- Mitch Sherman, College Football
- 0 Shares
In the aftermath of Michigan’s unveiling last week of its Summer Swarm Tour, coaches in the South, predictably, have grown hot and bothered over the trend among Big Ten programs to stage satellite camps this offseason.
Nick Saban says satellite camps are “ridiculous.” Bobby Petrino and Dabo Swinney are not in favor of other coaches leaving their regions to work with high school players in an environment that figures to provide a recruiting advantage.
It’s understandable. The SEC and ACC prohibit their schools from taking advantage of the NCAA policy that lets these Big Ten coaches work as guests at camps administered by small college or high school programs.
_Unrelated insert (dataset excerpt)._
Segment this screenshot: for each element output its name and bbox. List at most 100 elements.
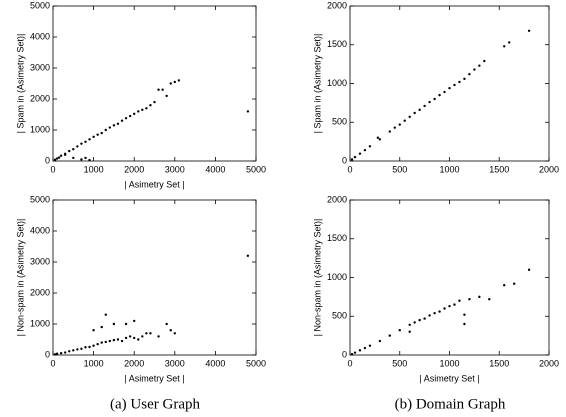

Penn State coaches attended camps in Georgia and Florida last year. They’ll return to the road this summer. Nebraska is getting involved. Iowa, too, plans a camp in June near Chicago.
This advantage may be short-lived. The NCAA could soon close the loophole that allows for satellite camps; perhaps the SEC and ACC will drop the ban -- a scenario that could lead to a free-for-all, with coaches from dozens of major programs competing for time near every population center. Regardless, change to the current landscape is likely.
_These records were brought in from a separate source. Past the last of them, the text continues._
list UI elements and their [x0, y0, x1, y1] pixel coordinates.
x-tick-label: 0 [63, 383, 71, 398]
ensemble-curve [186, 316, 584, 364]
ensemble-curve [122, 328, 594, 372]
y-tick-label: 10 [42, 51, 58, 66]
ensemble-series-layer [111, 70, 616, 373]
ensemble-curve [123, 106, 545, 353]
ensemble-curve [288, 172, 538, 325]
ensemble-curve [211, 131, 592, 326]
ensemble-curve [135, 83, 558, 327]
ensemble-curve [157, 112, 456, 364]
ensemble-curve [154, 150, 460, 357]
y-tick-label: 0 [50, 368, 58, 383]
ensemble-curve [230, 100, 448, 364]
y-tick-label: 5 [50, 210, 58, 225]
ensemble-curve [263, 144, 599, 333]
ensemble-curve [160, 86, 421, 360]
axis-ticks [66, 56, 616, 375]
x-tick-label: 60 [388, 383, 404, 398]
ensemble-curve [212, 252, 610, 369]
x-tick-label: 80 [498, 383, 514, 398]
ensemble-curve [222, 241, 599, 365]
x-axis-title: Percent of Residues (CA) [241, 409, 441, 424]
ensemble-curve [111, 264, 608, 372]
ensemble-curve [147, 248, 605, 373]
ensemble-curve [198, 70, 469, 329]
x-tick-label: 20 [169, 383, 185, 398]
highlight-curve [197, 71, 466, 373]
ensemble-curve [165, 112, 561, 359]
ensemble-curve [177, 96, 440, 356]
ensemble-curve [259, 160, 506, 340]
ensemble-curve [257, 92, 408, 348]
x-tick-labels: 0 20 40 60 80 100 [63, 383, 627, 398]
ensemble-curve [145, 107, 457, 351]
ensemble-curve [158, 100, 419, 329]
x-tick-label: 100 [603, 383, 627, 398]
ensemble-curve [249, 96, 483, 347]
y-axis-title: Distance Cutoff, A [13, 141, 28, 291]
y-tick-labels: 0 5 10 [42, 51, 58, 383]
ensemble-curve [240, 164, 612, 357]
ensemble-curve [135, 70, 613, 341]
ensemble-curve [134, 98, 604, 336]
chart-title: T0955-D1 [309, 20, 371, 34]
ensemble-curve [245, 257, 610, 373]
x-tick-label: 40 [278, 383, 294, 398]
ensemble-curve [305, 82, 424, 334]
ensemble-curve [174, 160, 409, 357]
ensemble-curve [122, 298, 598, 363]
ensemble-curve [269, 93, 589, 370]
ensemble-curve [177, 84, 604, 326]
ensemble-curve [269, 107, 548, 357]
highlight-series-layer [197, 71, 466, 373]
Greg Sankey, the incoming SEC commissioner, warns that the Big Ten programs ought to be careful for what they wish. Sankey, presumably joking, suggested the SEC might change its rules and set up a satellite camp in State College, Pennsylvania.
Bad strategy. Surely, Sankey understands Rule No. 1 of satellite-camp planning: Go to the top players. And with that in mind, we’re proposing Big Ten options for additional satellite camps this offseason.
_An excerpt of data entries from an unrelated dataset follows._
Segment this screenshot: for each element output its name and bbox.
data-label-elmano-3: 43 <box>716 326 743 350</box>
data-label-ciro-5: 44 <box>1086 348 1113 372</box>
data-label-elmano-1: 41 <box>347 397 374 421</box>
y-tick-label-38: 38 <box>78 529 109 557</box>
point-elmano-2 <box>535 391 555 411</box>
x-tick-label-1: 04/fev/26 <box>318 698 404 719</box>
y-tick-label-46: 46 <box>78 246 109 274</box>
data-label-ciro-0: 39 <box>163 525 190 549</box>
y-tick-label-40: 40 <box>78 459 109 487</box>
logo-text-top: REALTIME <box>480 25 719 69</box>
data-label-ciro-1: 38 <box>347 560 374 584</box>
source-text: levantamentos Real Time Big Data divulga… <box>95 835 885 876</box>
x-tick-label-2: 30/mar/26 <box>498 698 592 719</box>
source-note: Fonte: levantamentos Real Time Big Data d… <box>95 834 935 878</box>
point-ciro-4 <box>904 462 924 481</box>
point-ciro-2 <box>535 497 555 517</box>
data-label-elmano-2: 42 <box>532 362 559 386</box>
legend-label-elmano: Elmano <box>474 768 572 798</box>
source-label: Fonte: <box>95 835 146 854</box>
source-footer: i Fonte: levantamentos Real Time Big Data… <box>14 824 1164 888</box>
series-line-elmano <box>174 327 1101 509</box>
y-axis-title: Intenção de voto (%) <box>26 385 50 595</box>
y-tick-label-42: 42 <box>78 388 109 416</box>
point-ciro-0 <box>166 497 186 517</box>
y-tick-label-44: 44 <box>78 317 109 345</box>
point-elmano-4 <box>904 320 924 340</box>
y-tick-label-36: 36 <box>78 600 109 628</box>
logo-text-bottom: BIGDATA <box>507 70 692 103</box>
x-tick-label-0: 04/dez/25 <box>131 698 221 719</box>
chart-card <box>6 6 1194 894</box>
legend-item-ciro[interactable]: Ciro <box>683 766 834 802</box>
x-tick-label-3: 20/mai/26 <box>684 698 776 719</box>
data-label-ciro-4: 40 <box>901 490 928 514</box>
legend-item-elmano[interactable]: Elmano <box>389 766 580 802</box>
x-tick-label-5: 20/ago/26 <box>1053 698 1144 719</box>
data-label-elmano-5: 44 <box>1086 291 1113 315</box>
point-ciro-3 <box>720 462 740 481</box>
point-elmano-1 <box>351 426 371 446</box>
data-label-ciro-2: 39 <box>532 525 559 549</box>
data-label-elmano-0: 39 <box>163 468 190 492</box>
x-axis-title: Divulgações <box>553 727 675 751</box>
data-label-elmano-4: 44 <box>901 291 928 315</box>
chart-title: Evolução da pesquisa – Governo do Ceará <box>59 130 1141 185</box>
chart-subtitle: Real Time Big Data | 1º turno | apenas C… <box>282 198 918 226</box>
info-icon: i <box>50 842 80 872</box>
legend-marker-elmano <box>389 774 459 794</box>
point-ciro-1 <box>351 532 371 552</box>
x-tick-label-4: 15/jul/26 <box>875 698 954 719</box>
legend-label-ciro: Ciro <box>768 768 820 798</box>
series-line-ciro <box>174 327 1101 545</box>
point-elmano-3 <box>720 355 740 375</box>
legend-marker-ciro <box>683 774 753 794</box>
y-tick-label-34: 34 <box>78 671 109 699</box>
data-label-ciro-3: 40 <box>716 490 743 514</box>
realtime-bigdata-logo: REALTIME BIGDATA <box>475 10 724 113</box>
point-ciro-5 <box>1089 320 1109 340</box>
Agree? Got a better idea? Let us know, using the hashtag #B1GFridayFive.
No. 1: Ohio State in Destin, Florida
The SEC enjoys this panhandle location so much, it only makes sense for the Big Ten to join the party. And no one better than Urban Meyer, the former top dog in Florida himself. Meyer, no doubt, could find a school in Destin willing to host his staff for a day of fun in late May – coincidentally in step with the SEC spring meetings in Destin, at which satellite camps will be a hot topic. If needed, Meyer could stop by the meetings to share his experiences. The Buckeyes landed QB Torrance Gibson out of Florida in their sixth-ranked recruiting class of 2015. Stars Vonn Bell and Joey Bosa came from SEC country. Who’s next? Maybe Meyer can find him in Destin.
No. 2: Michigan in New Orleans
Because we need to see Jim Harbaugh in the Big Easy. The Wolverines’ satellite-camp circuit already hits seven states in nine days, but it’s missing a stop in the recruiting hotbed of Louisiana. An addition to the schedule is required. Perhaps the camp could coincide with this. What could go wrong? Seriously, Michigan needs big offensive tackles to protect its future stable of Harbaugh-trained quarterbacks, and few better exist in the 2016 class than Willie Allen of New Orleans’ John Curtis High School. Here’s a chance to see Allen on his home turf.
No. 3: Nebraska in Birmingham, Alabama
In lieu of actually trying to enter Tuscaloosa or Auburn, which may not end well, a Big Ten team must try to get as close as possible. The Huskers are the best candidate. Why? Well, they’ve officially entered the game, with a camp set for Atlanta and others possibly in the works. Nebraska is not viewed as the threat it was once was, so locals might not react with hostility to this Big Ten invasion. And if all else fails, new coach Mike Riley is too nice to throw out of the state. And he attended Alabama, playing for Bear Bryant.
No. 4: Wisconsin in the Dallas-Fort Worth metroplex
Without a Texan on the current roster, the Badgers are trying to expand their recruiting horizons into the Lone Star State. Wisconsin signed running back Jordan Stevenson out of Dallas in February. It opens the 2015 season at AT&T Stadium against Alabama. So why not get a head start on building a fan base? If Jerry World isn’t available for the camp, a litany of high school programs possess the facility to host the Wisconsin coaches. Potential exists for the Badgers in Texas; coach Paul Chryst received his first full-time coaching job in San Antonio, and defensive coordinator Dave Aranda got his master’s degree at Texas Tech.
No. 5: Big Ten Battle Royale in Pasadena, California
Look, the Big Ten needs to make the most of this situation with satellite camps while it exists. Think big. Think Rose Bowl. Think three coaches from every Big Ten team, hosted by Pasadena City College on Fourth of July weekend – Friday night and Saturday. Think about televising the whole thing. Yeah, it's hard to imagine this event would pass as legal, but let me dream. Envision Harbaugh and Mark Dantonio on the same field, working with coveted prospects; Meyer coaching alongside James Franklin. Riley reunited with Chryst. This could make for the best fireworks show on the West Coast. What top recruit from Southern California would turn down an invite?
The staging of satellite camps could be short-lived, so we're proposing Big Ten options for additional satellite camps this offseason.